Senate Rejects Bipartisan Immigration Plan And Trump’s, Too

WASHINGTON (AP) -
Sen. Dick Durbin (D-Ill., left) and Senate Minority Leader Chuck Schumer (D-N.Y.) walk together outside the chamber during debate in the Senate on immigration, at the Capitol in Washington. (AP Photo/J. Scott Applewhite)

The Senate rejected both a bipartisan immigration plan and a more restrictive proposal by President Donald Trump on Thursday, suggesting the latest election-year debate on an issue that fires up both parties’ voters will produce a familiar outcome: stalemate.

Facing a White House veto threat and opposition from the Senate’s GOP leaders, the chamber derailed a plan by bipartisan senators that would have helped 1.8 million young immigrant “Dreamers” achieve citizenship. It also would have doled out $25 billion for Trump’s coveted wall with Mexico and for other border security measures, but it didn’t go as far as Trump wanted in curbing legal immigration.

It lost 54-45, six short of the 60 votes that were needed for passage. That scuttled what had seemed the likeliest chance for sweeping immigration legislation to make it through the Senate this year.

Trump’s own plan fared even worse as 60 senators voted no and just 39 voted for it — 21 shy of the 60 needed.

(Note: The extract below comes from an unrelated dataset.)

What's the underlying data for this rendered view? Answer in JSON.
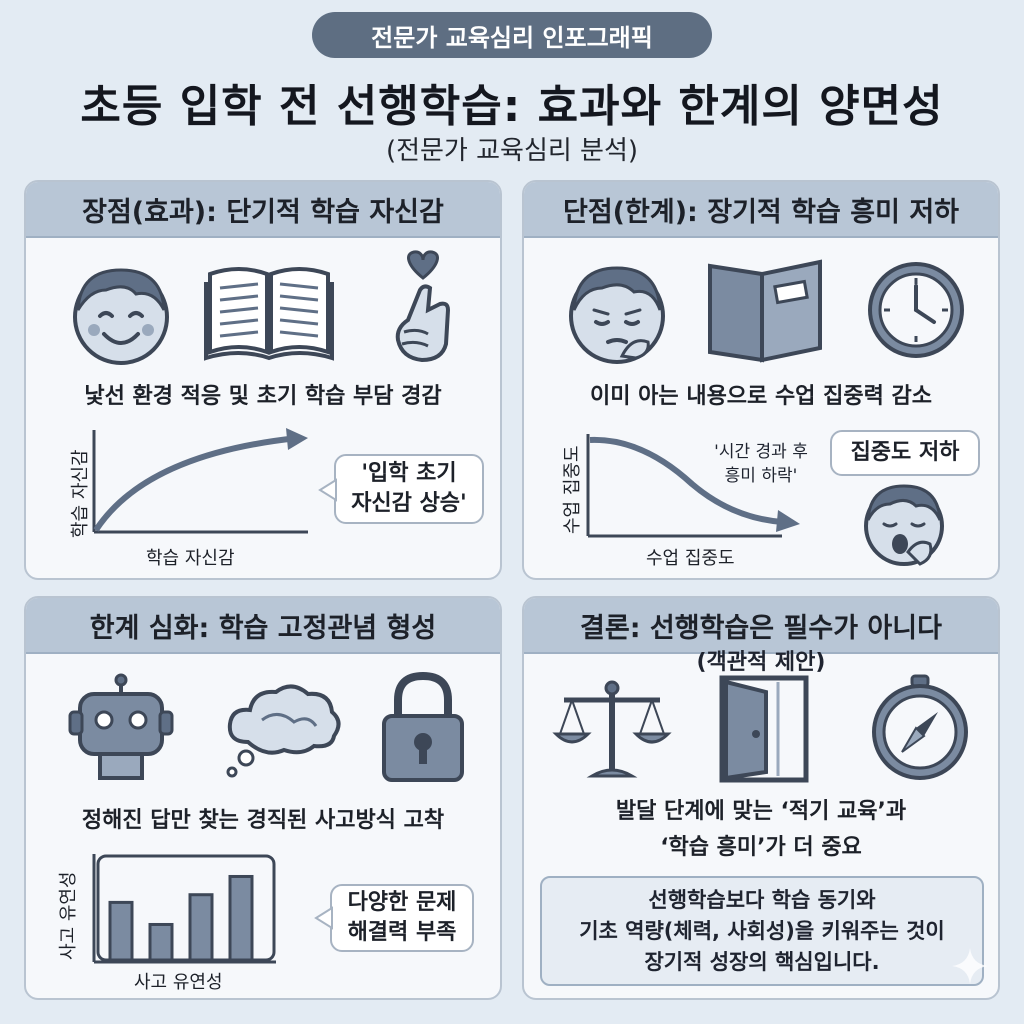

The embarrassing outcome for the president underscored the feelings of Republicans concerned about election damage in swing states with high numbers of Hispanic voters.

Top Democrats had held out faint hopes that the bipartisan package would prevail, or at least force Trump to negotiate further. But he proved unwilling to fold on his demands for a tougher bill, reflecting the hard-line immigration stance that was a cornerstone of his 2016 presidential run.

In a written statement earlier Thursday, the White House labeled the bipartisan proposal “dangerous policy that will harm the nation.” It singled out a provision that directed the government to prioritize enforcement efforts against immigrants who arrive illegally beginning in July. Trump and GOP leaders said he’d already shown flexibility by offering a 10- to 12-year path to citizenship for so many Dreamers, a key demand for Democrats and some Republicans.

Minutes later, the chamber voted against Trump’s proposal. Besides helping Dreamers achieve citizenship, the president’s measure would have provided wall funding in one burst, rather than doling it out over 10 years as the bipartisan plan proposed.

“Dreamers” are immigrants brought to the U.S. illegally as children who risk deportation because they lack permanent authorization to stay.

Trump annulled the Deferred Action for Childhood Arrivals program, or DACA, that President Barack Obama created that’s protected the Dreamers. He’s given Congress until March 5 to restore the program, though federal courts have blocked him temporarily from dismantling it.